Des voitures parmi les plus sécuritaires du marché
Bien que des différences puissent subsister par rapport aux normes européennes en matière de sécurité et de qualité, l’industrie automobile chinoise a fait des progrès significatifs dans ce domaine. De nombreuses marques chinoises se conforment désormais à des normes de sécurité européennes, et de toute manière, ils n’ont pas le choix s’ils veulent vendre en Europe.
Et cela tombe plutôt bien que ces fameuses voitures chinoises soient bardées de technologies d’aides à la conduite, puisque l’organisme Euro NCAP, avec son nouveau protocole, met aujourd’hui l’accent sur les aides à la conduite. Ainsi, les voitures chinoises les plus récentes commercialisées en Europe écopent souvent de la note maximale en matière de sécurité, à savoir cinq étoiles, alors même que certaines voitures européennes n’ont que 3 ou 4 étoiles.
Ont-elles encore l’avantage du prix ?
Les voitures électriques chinoises sont souvent vantées pour leur prix compétitif. En général, elles sont plus abordables que leurs homologues européennes, ce qui les rend attrayantes pour un large éventail de consommateurs. Cette accessibilité financière contribue à l’adoption croissante des véhicules électriques en Chine et dans le monde.
Mais nous allons toutefois nuancer un peu ce propos, car ce n’est plus si vrai. Comme nous vous l’avions expliqué dans un précédent dossier, « Voiture chinoise » ne rime pas avec « low-cost ». Les constructeurs chinois qui s’implantent sur le Vieux Continent affichent leurs modèles à des tarifs très proches des constructeurs « traditionnels », et par conséquent, parfois très éloignés des prix pratiqués sur leur marché local.
Produire en Chine, c’est avant tout minimiser les coûts de production, et ainsi maintenir les prix. Mais cet adage est de moins en moins vrai dans le contexte actuel, et cela se vérifie même dans l’industrie automobile où l’on pourrait croire qu’une voiture électrique chinoise s’affiche moins chère que son équivalence européenne.
Prenons l’exemple de la BYD Seal, dont les prix viennent d’être dévoilés en France : les tarifs démarrent à 46 990 euros pour la Seal propulsion de 313 ch, et grimpent à 49 990 euros pour la version quatre roues motrices de 530 ch. Avec un prix inférieur à 47 000 euros, la Seal d’entrée de gamme est éligible au bonus écologique de 5 000 euros en France (7 000 pour les foyers modestes). Néanmoins, la voiture est produite en Chine et devrait à ce titre être exclue du dispositif dès 2024. La situation changera à nouveau lorsque BYD se sera doté d’une usine en Europe.
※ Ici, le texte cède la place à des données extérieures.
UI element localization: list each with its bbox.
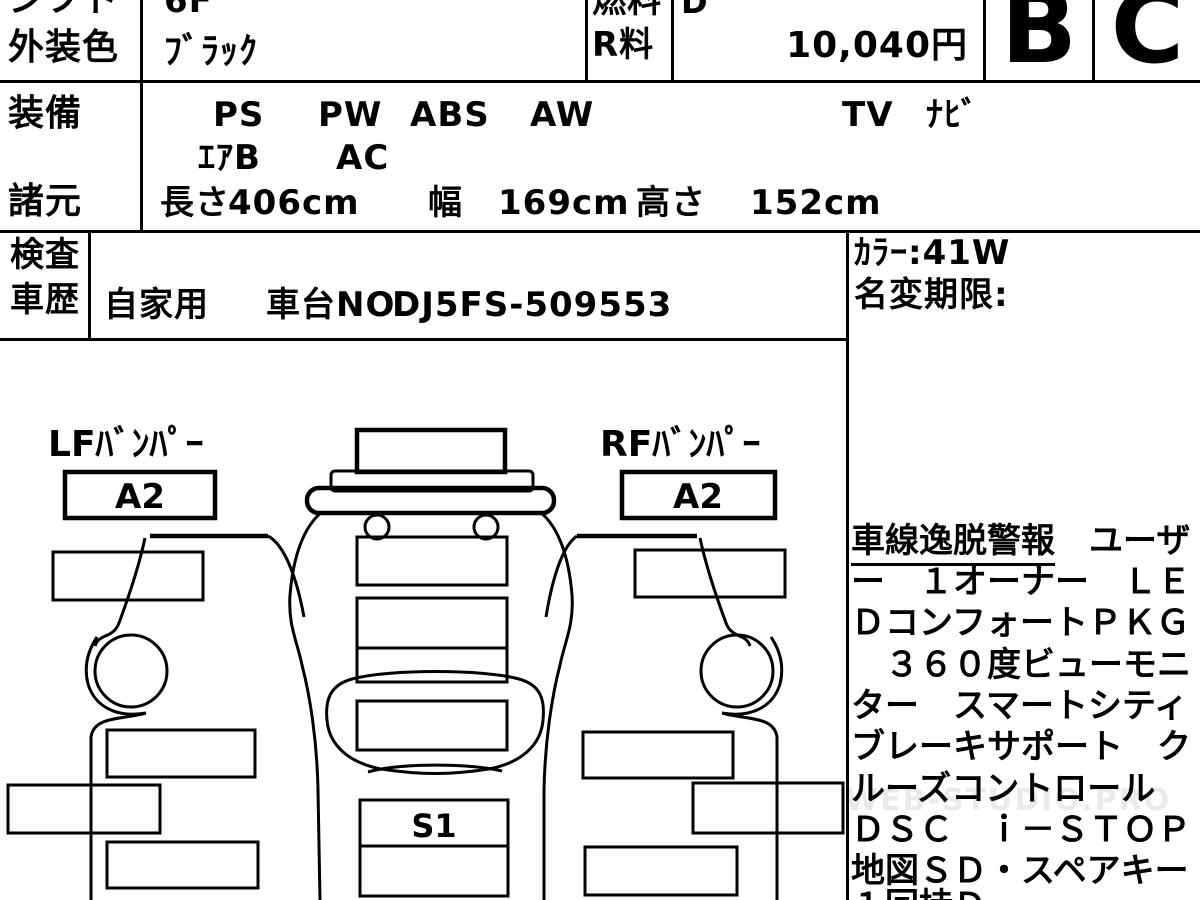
auction-sheet: WEB-STUDIO.PRO シフト 6F 外装色 ﾌﾞﾗｯｸ 燃料 D R料 … (0, 0, 1200, 900)
sill-code: S1 (411, 807, 456, 845)
right-mirror (474, 515, 498, 539)
rf-bumper-code: A2 (673, 477, 723, 517)
left-mirror (365, 515, 389, 539)
rf-bumper-label: RFﾊﾞﾝﾊﾟｰ (600, 423, 760, 465)
right-side-view (546, 536, 843, 900)
lf-bumper-label: LFﾊﾞﾝﾊﾟｰ (48, 423, 204, 465)
damage-diagram: LFﾊﾞﾝﾊﾟｰ A2 RFﾊﾞﾝﾊﾟｰ A2 S1 (0, 0, 1200, 900)
lf-bumper-code: A2 (115, 477, 165, 517)
left-side-view (8, 536, 304, 900)
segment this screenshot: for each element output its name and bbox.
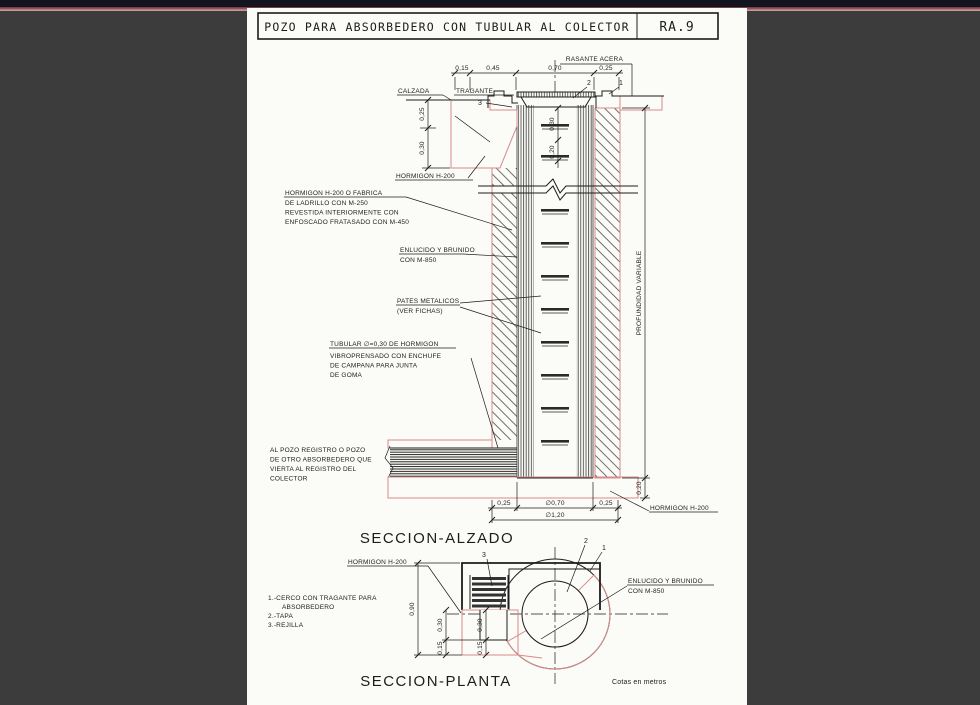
dim-top-045: 0,45 bbox=[486, 65, 500, 72]
shaft-right-wall bbox=[595, 108, 620, 478]
rejilla-grate bbox=[470, 575, 508, 609]
plan-enlucido-note: ENLUCIDO Y BRUNIDO CON M-850 bbox=[541, 578, 714, 639]
hormigon-curb-label: HORMIGON H-200 bbox=[396, 173, 455, 180]
hormigon-base-note: HORMIGON H-200 bbox=[610, 491, 718, 512]
top-dimension-chain: 0,15 0,45 0,70 0,25 bbox=[451, 65, 623, 90]
left-dimension-chain: 0,25 0,30 bbox=[419, 97, 450, 171]
shaft-rungs bbox=[541, 124, 569, 445]
legend-line3: 2.-TAPA bbox=[268, 613, 293, 620]
wall-note-line3: REVESTIDA INTERIORMENTE CON bbox=[285, 210, 399, 217]
plan-mark-3: 3 bbox=[482, 552, 486, 559]
dim-top-015: 0,15 bbox=[455, 65, 469, 72]
dim-bottom-070: ∅0,70 bbox=[545, 500, 564, 507]
tubular-line2: VIBROPRENSADO CON ENCHUFE bbox=[330, 353, 442, 360]
base-slab bbox=[388, 477, 638, 498]
wall-note-line1: HORMIGON H-200 O FABRICA bbox=[285, 190, 383, 197]
bottom-dimension-chain: 0,25 ∅0,70 0,25 ∅1,20 bbox=[488, 482, 622, 523]
application-window: POZO PARA ABSORBEDERO CON TUBULAR AL COL… bbox=[0, 0, 980, 705]
wall-note-line4: ENFOSCADO FRATASADO CON M-450 bbox=[285, 219, 409, 226]
colector-line3: VIERTA AL REGISTRO DEL bbox=[270, 466, 356, 473]
plan-dimensions: 0,90 0,30 0,15 0,30 0,15 bbox=[409, 560, 489, 658]
dim-top-025: 0,25 bbox=[599, 65, 613, 72]
plan-section: 0,90 0,30 0,15 0,30 0,15 3 2 1 bbox=[268, 538, 714, 690]
dim-left-030: 0,30 bbox=[419, 141, 426, 155]
rung-spacing-dimension: 0,30 0,20 bbox=[549, 105, 561, 168]
dim-top-070: 0,70 bbox=[548, 65, 562, 72]
tubular-note: TUBULAR ∅=0,30 DE HORMIGON VIBROPRENSADO… bbox=[329, 341, 498, 448]
units-note: Cotas en metros bbox=[612, 679, 667, 686]
dim-bottom-025r: 0,25 bbox=[599, 500, 613, 507]
dim-plan-030a: 0,30 bbox=[437, 618, 444, 632]
tubular-line3: DE CAMPANA PARA JUNTA bbox=[330, 363, 418, 370]
plan-mark-1: 1 bbox=[602, 545, 606, 552]
title-block: POZO PARA ABSORBEDERO CON TUBULAR AL COL… bbox=[258, 13, 718, 39]
plan-legend: 1.-CERCO CON TRAGANTE PARA ABSORBEDERO 2… bbox=[268, 595, 377, 629]
profundidad-dimension: PROFUNDIDAD VARIABLE 0,20 bbox=[622, 105, 650, 501]
dim-bottom-025l: 0,25 bbox=[497, 500, 511, 507]
legend-line4: 3.-REJILLA bbox=[268, 622, 304, 629]
sheet-code: RA.9 bbox=[659, 20, 694, 35]
tubular-line4: DE GOMA bbox=[330, 372, 363, 379]
mark-3: 3 bbox=[478, 100, 482, 107]
wall-note-line2: DE LADRILLO CON M-250 bbox=[285, 200, 368, 207]
dim-plan-015b: 0,15 bbox=[477, 641, 484, 655]
colector-line2: DE OTRO ABSORBEDERO QUE bbox=[270, 457, 372, 464]
plan-mark-2: 2 bbox=[584, 538, 588, 545]
mark-1: 1 bbox=[619, 80, 623, 87]
rasante-acera-reference: RASANTE ACERA bbox=[560, 56, 632, 96]
elevation-section: 0,30 0,20 bbox=[270, 56, 718, 547]
tubular-line1: TUBULAR ∅=0,30 DE HORMIGON bbox=[330, 341, 439, 348]
colector-line1: AL POZO REGISTRO O POZO bbox=[270, 447, 365, 454]
plan-section-title: SECCION-PLANTA bbox=[360, 673, 512, 690]
elevation-section-title: SECCION-ALZADO bbox=[360, 530, 514, 547]
dim-plan-030b: 0,30 bbox=[477, 618, 484, 632]
cerco-right-profile bbox=[596, 91, 620, 108]
calzada-label: CALZADA bbox=[398, 88, 430, 95]
tragante-label: TRAGANTE bbox=[456, 88, 493, 95]
colector-line4: COLECTOR bbox=[270, 476, 308, 483]
dim-plan-090: 0,90 bbox=[409, 602, 416, 616]
drawing-canvas: POZO PARA ABSORBEDERO CON TUBULAR AL COL… bbox=[0, 0, 980, 705]
enlucido-line1: ENLUCIDO Y BRUNIDO bbox=[400, 247, 475, 254]
mark-2: 2 bbox=[587, 80, 591, 87]
dim-total-120: ∅1,20 bbox=[545, 512, 564, 519]
sheet-title: POZO PARA ABSORBEDERO CON TUBULAR AL COL… bbox=[264, 20, 630, 34]
dim-plan-015a: 0,15 bbox=[437, 641, 444, 655]
plan-concrete-block bbox=[462, 610, 542, 658]
dim-rung-030: 0,30 bbox=[549, 117, 556, 131]
shaft-left-wall bbox=[492, 168, 517, 440]
cerco-box bbox=[462, 563, 600, 610]
plan-hormigon-label: HORMIGON H-200 bbox=[348, 559, 407, 566]
wall-material-note: HORMIGON H-200 O FABRICA DE LADRILLO CON… bbox=[284, 190, 512, 230]
profundidad-label: PROFUNDIDAD VARIABLE bbox=[636, 250, 643, 335]
colector-note: AL POZO REGISTRO O POZO DE OTRO ABSORBED… bbox=[270, 447, 372, 483]
dim-base-020: 0,20 bbox=[636, 481, 643, 495]
plan-hormigon-note: HORMIGON H-200 bbox=[347, 559, 461, 613]
pates-line1: PATES METALICOS bbox=[397, 298, 460, 305]
plan-enlucido-line2: CON M-850 bbox=[628, 588, 665, 595]
enlucido-line2: CON M-850 bbox=[400, 257, 437, 264]
pates-line2: (VER FICHAS) bbox=[397, 308, 443, 315]
legend-line1: 1.-CERCO CON TRAGANTE PARA bbox=[268, 595, 377, 602]
cover-top-plate bbox=[517, 92, 595, 97]
shaft-ring-lining bbox=[517, 105, 593, 478]
rasante-acera-label: RASANTE ACERA bbox=[566, 56, 624, 63]
hormigon-base-label: HORMIGON H-200 bbox=[650, 505, 709, 512]
dim-rung-020: 0,20 bbox=[549, 145, 556, 159]
plan-enlucido-line1: ENLUCIDO Y BRUNIDO bbox=[628, 578, 703, 585]
legend-line2: ABSORBEDERO bbox=[282, 604, 334, 611]
dim-left-025: 0,25 bbox=[419, 107, 426, 121]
Avec ces prix, BYD se place au-dessus du segment des « access premium » (Volkswagen, Peugeot…) et vient jouer des coudes avec les Allemands (Audi, Mercedes, BMW), puisque ces prix sont semblables à ceux d’un Audi Q4 très bien équipé ou qu’une BMW i4. Elle s’affiche aussi au-dessus de la Tesla Model 3 (à partir de 42 990 euros, autonomie WLTP de 491 km) pour la Seal Design et légèrement en dessous de la Model 3 Grande Autonomie (à partir de 50 990 euros, autonomie de 629 km) pour la Seal Excellence.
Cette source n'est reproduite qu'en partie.